« Le jardinier d’Otchakov » – Andreï Kourkov

Le jardinier d'OtchakovIgor jeune ukrainien désœuvré d’une trentaine d’année, se lie d’amitié avec Stepan, homme mur, venu proposer ses services de jardinier en échange d’une petite place dans la cabane du jardin familial. L’Ukraine de 2010 sert de cadre au début de ce roman.

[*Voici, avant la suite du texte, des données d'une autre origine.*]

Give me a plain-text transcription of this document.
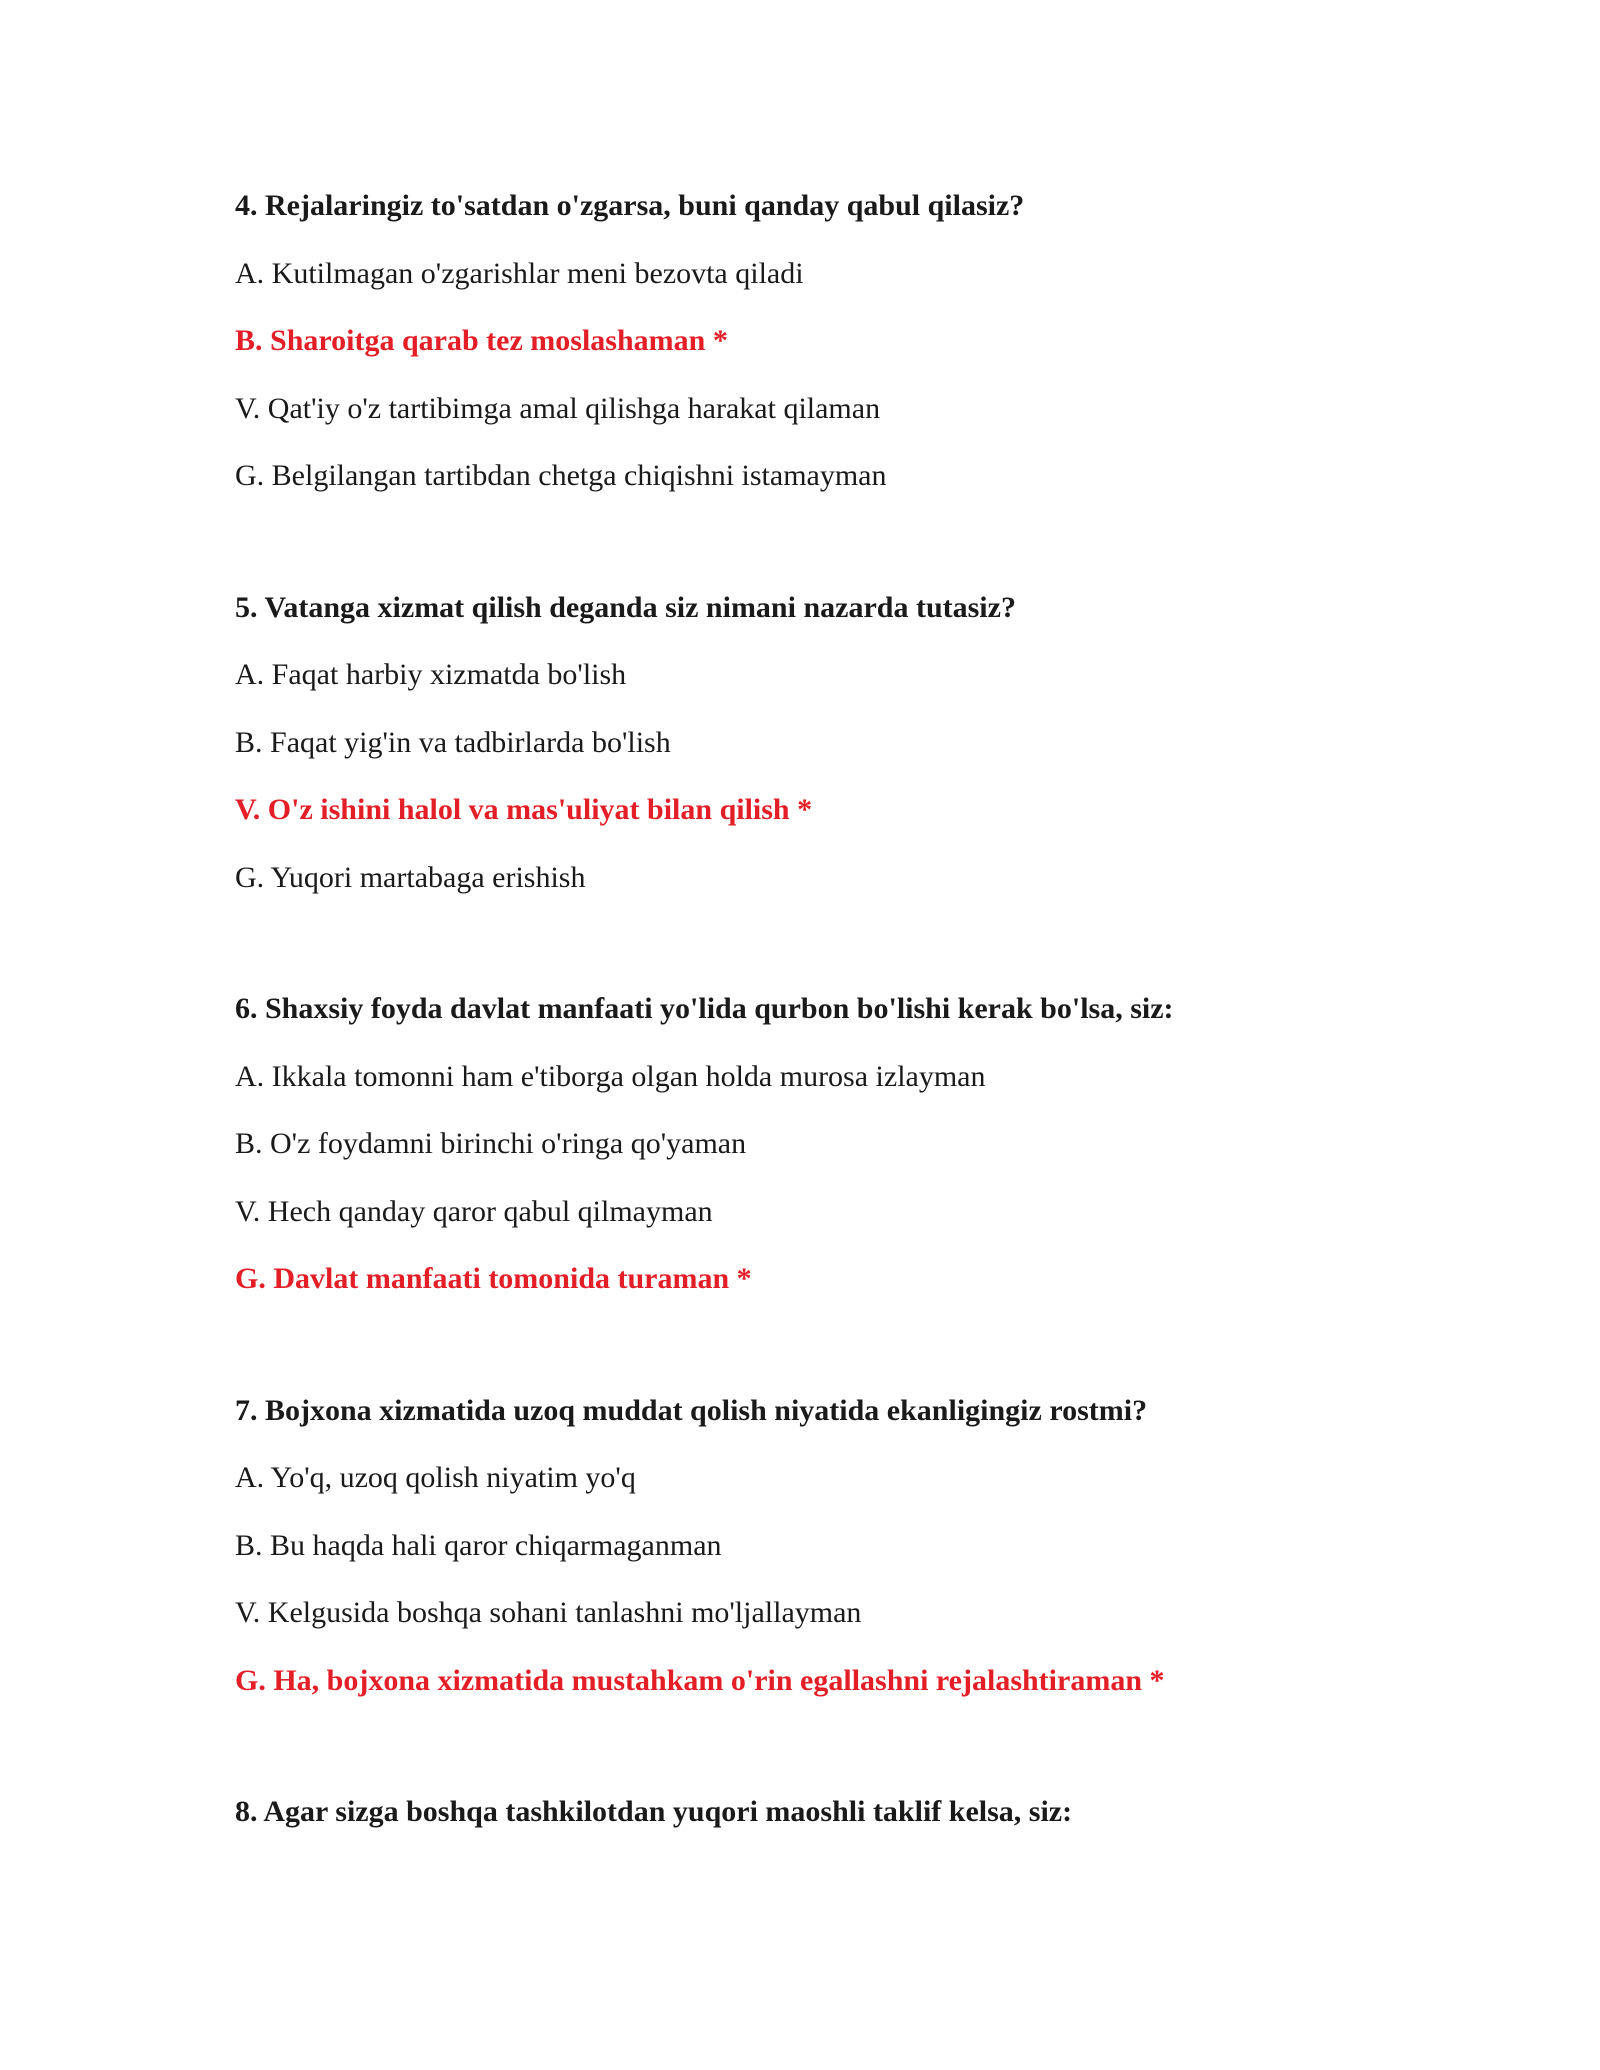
4. Rejalaringiz to'satdan o'zgarsa, buni qanday qabul qilasiz?
A. Kutilmagan o'zgarishlar meni bezovta qiladi
B. Sharoitga qarab tez moslashaman *
V. Qat'iy o'z tartibimga amal qilishga harakat qilaman
G. Belgilangan tartibdan chetga chiqishni istamayman
5. Vatanga xizmat qilish deganda siz nimani nazarda tutasiz?
A. Faqat harbiy xizmatda bo'lish
B. Faqat yig'in va tadbirlarda bo'lish
V. O'z ishini halol va mas'uliyat bilan qilish *
G. Yuqori martabaga erishish
6. Shaxsiy foyda davlat manfaati yo'lida qurbon bo'lishi kerak bo'lsa, siz:
A. Ikkala tomonni ham e'tiborga olgan holda murosa izlayman
B. O'z foydamni birinchi o'ringa qo'yaman
V. Hech qanday qaror qabul qilmayman
G. Davlat manfaati tomonida turaman *
7. Bojxona xizmatida uzoq muddat qolish niyatida ekanligingiz rostmi?
A. Yo'q, uzoq qolish niyatim yo'q
B. Bu haqda hali qaror chiqarmaganman
V. Kelgusida boshqa sohani tanlashni mo'ljallayman
G. Ha, bojxona xizmatida mustahkam o'rin egallashni rejalashtiraman *
8. Agar sizga boshqa tashkilotdan yuqori maoshli taklif kelsa, siz:
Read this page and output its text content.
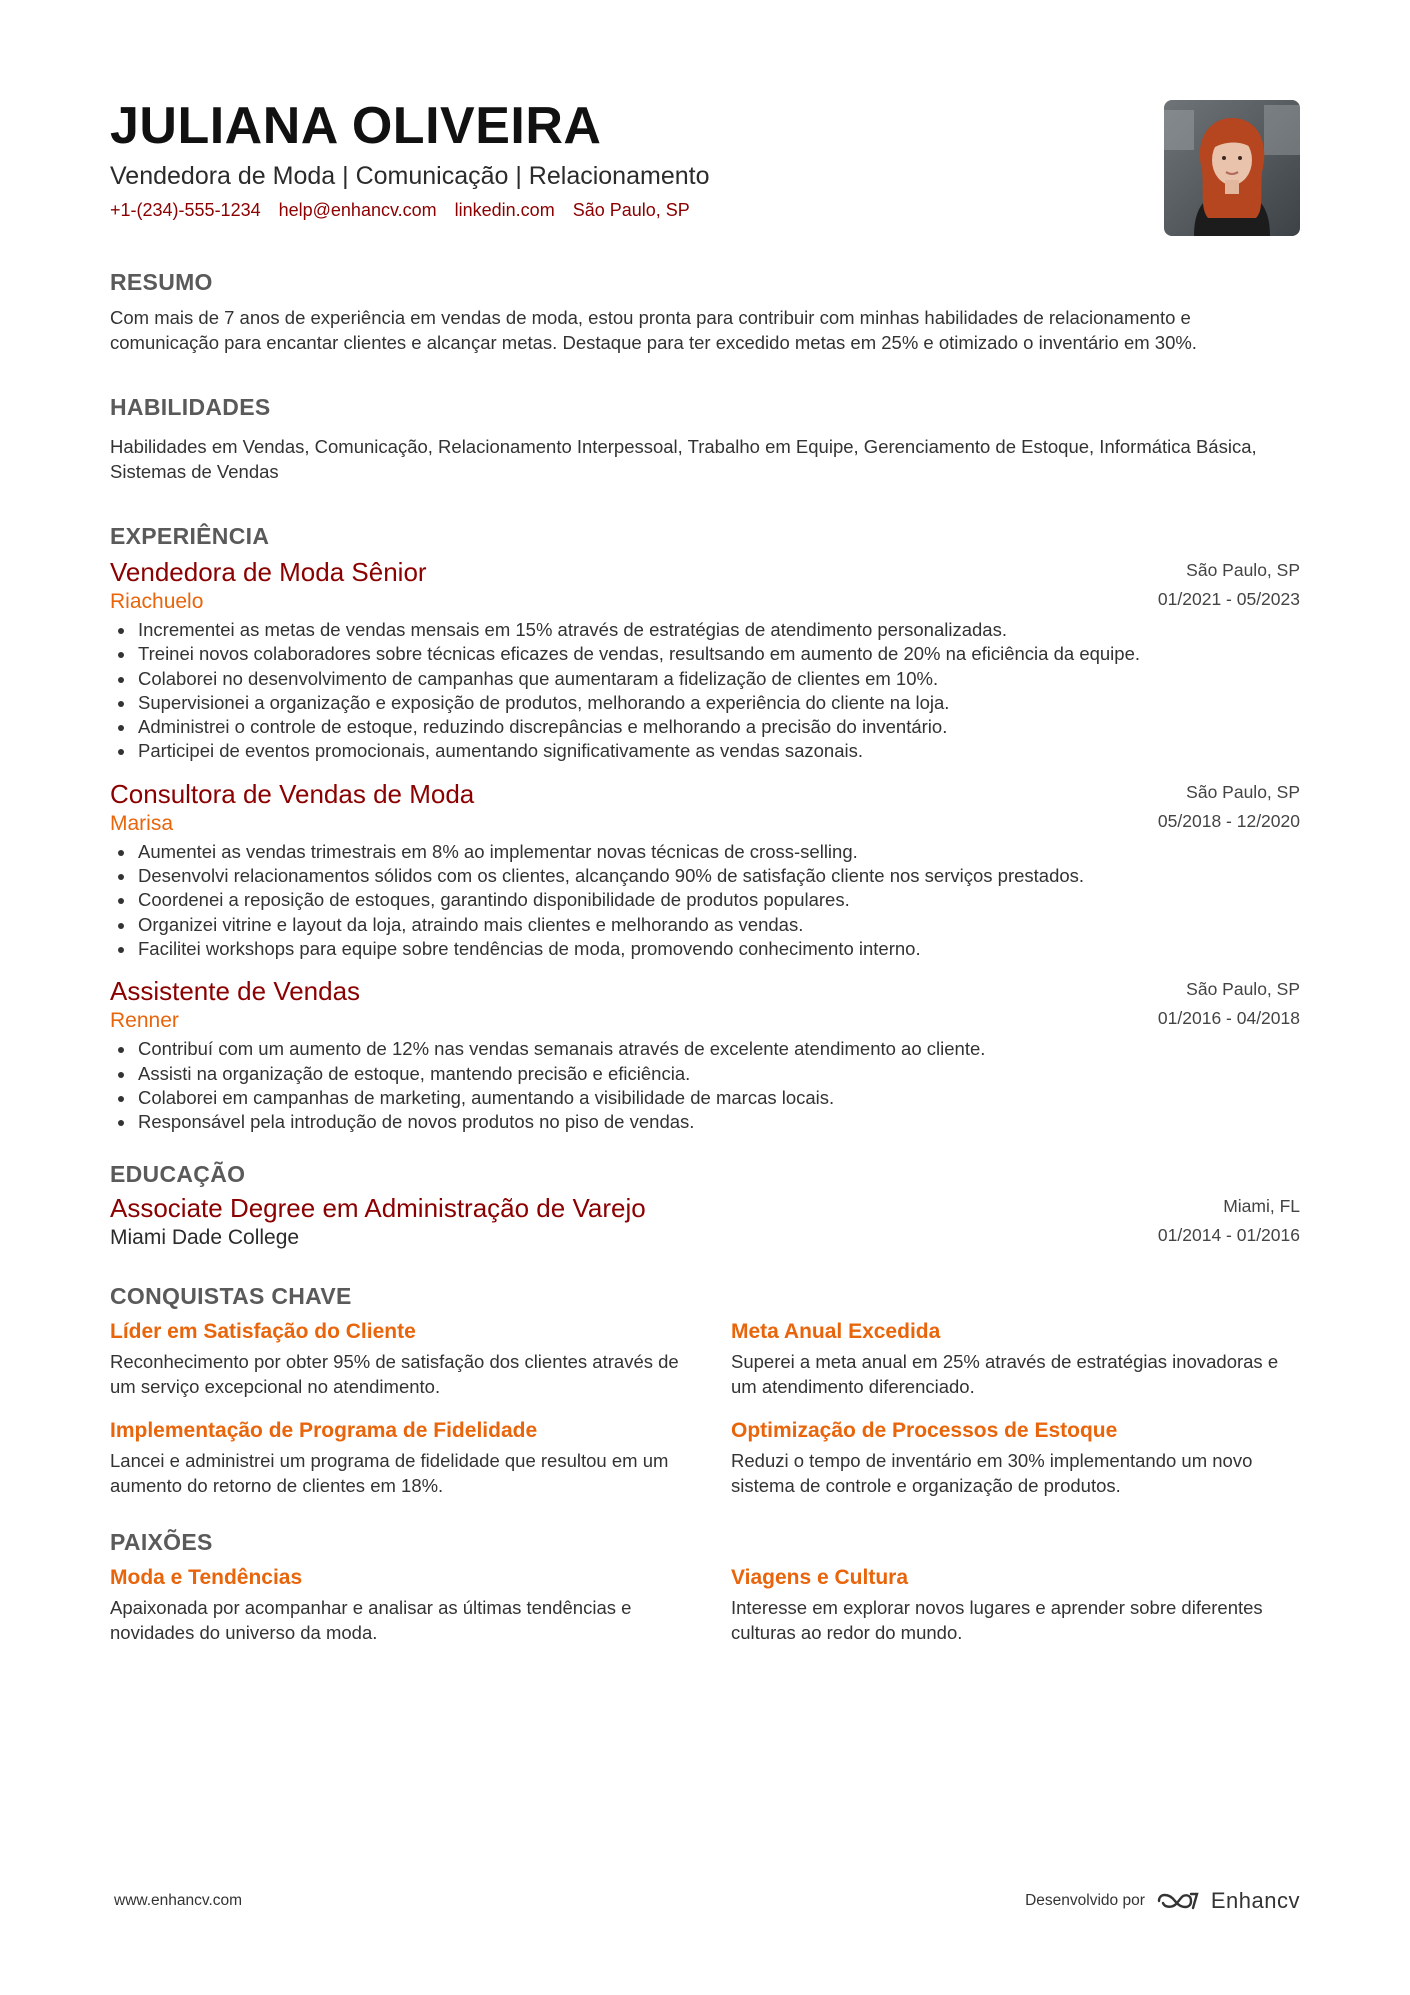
JULIANA OLIVEIRA
Vendedora de Moda | Comunicação | Relacionamento
+1-(234)-555-1234 help@enhancv.com linkedin.com São Paulo, SP
RESUMO
Com mais de 7 anos de experiência em vendas de moda, estou pronta para contribuir com minhas habilidades de relacionamento e comunicação para encantar clientes e alcançar metas. Destaque para ter excedido metas em 25% e otimizado o inventário em 30%.
HABILIDADES
Habilidades em Vendas, Comunicação, Relacionamento Interpessoal, Trabalho em Equipe, Gerenciamento de Estoque, Informática Básica, Sistemas de Vendas
EXPERIÊNCIA
Vendedora de Moda Sênior
Riachuelo
São Paulo, SP
01/2021 - 05/2023
Incrementei as metas de vendas mensais em 15% através de estratégias de atendimento personalizadas.
Treinei novos colaboradores sobre técnicas eficazes de vendas, resultsando em aumento de 20% na eficiência da equipe.
Colaborei no desenvolvimento de campanhas que aumentaram a fidelização de clientes em 10%.
Supervisionei a organização e exposição de produtos, melhorando a experiência do cliente na loja.
Administrei o controle de estoque, reduzindo discrepâncias e melhorando a precisão do inventário.
Participei de eventos promocionais, aumentando significativamente as vendas sazonais.
Consultora de Vendas de Moda
Marisa
São Paulo, SP
05/2018 - 12/2020
Aumentei as vendas trimestrais em 8% ao implementar novas técnicas de cross-selling.
Desenvolvi relacionamentos sólidos com os clientes, alcançando 90% de satisfação cliente nos serviços prestados.
Coordenei a reposição de estoques, garantindo disponibilidade de produtos populares.
Organizei vitrine e layout da loja, atraindo mais clientes e melhorando as vendas.
Facilitei workshops para equipe sobre tendências de moda, promovendo conhecimento interno.
Assistente de Vendas
Renner
São Paulo, SP
01/2016 - 04/2018
Contribuí com um aumento de 12% nas vendas semanais através de excelente atendimento ao cliente.
Assisti na organização de estoque, mantendo precisão e eficiência.
Colaborei em campanhas de marketing, aumentando a visibilidade de marcas locais.
Responsável pela introdução de novos produtos no piso de vendas.
EDUCAÇÃO
Associate Degree em Administração de Varejo
Miami Dade College
Miami, FL
01/2014 - 01/2016
CONQUISTAS CHAVE
Líder em Satisfação do Cliente
Reconhecimento por obter 95% de satisfação dos clientes através de um serviço excepcional no atendimento.
Meta Anual Excedida
Superei a meta anual em 25% através de estratégias inovadoras e um atendimento diferenciado.
Implementação de Programa de Fidelidade
Lancei e administrei um programa de fidelidade que resultou em um aumento do retorno de clientes em 18%.
Optimização de Processos de Estoque
Reduzi o tempo de inventário em 30% implementando um novo sistema de controle e organização de produtos.
PAIXÕES
Moda e Tendências
Apaixonada por acompanhar e analisar as últimas tendências e novidades do universo da moda.
Viagens e Cultura
Interesse em explorar novos lugares e aprender sobre diferentes culturas ao redor do mundo.
www.enhancv.com	Desenvolvido por	Enhancv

Troublés par un tatouage illisible sur l’épaule de Stepan, Igor et Stepan vont tout faire pour le déchiffrer.
Leur enquête les mènera dans une maison dans laquelle un chef de bande a été tué dans les années 50. Malgré les fouilles effectuées lors du meurtre ils trouveront des valises pleines de roubles des années cinquante sans aucune valeur en 2010, de pierres précieuses, des montres en or, un uniforme de milicien soviétique et un pistolet.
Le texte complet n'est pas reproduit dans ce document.